January 28: A massive oil spill from an off-shore well occurred off the coast of Santa Barbara, California. It caused the closing of the harbor as oil leached onto the beaches. It was the first oil spill that was ever given coverage on TV as images of sludge-covered seals and sea birds reached into homes across the country. Historians say this event galvanized the people of the state and marked the beginning of state — and later, national — environmental legislation. The disaster inspired Senator Gaylord Nelson (Democrat, Wisconsin) to create the first Earth Day in 1970. Long a proponent of conservation issues, Senator Nelson wanted Earth Day to be a grass-roots effort by the people, with the goal of making the nation’s city, state and national governments aware of environmental issues.

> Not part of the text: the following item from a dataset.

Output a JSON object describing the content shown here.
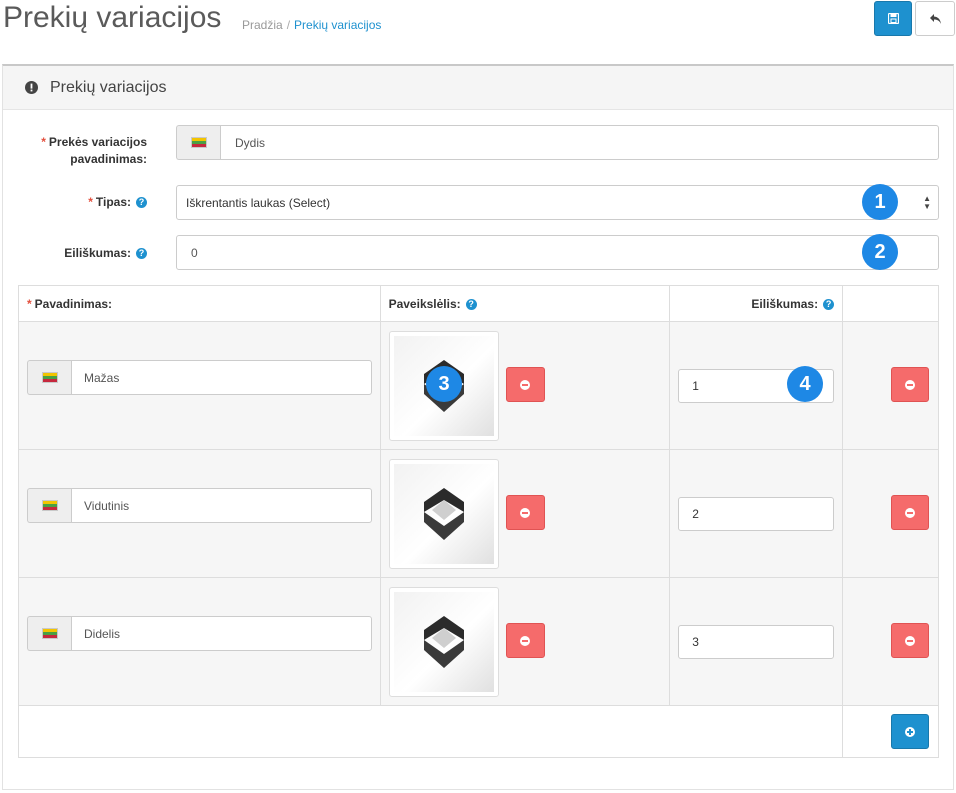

January 30: The Beatles gave their last public performance on the roof of Apple Studios in London. After a few songs, including Get Back and Don’t Let Me Down, noise complaints from nearby office buildings brought the police to the roof to shut the impromptu concert down. The 42-minute show was filmed and recorded with two eight-track machines in the basement, five floors below, and became the basis of the Let It Be film and album in 1970.

Nixon was sworn in as president, the Space Race was going full tilt, and the Vietnam War raged on. The Beatles played on a rooftop, and Led Zeppelin hit the shores of the U.S. Fifty years ago, the month of January was a momentous beginning to what would prove to be yet another historic year in the lives of boomers.

What event from January of 1969 looms large in your memory, boomers?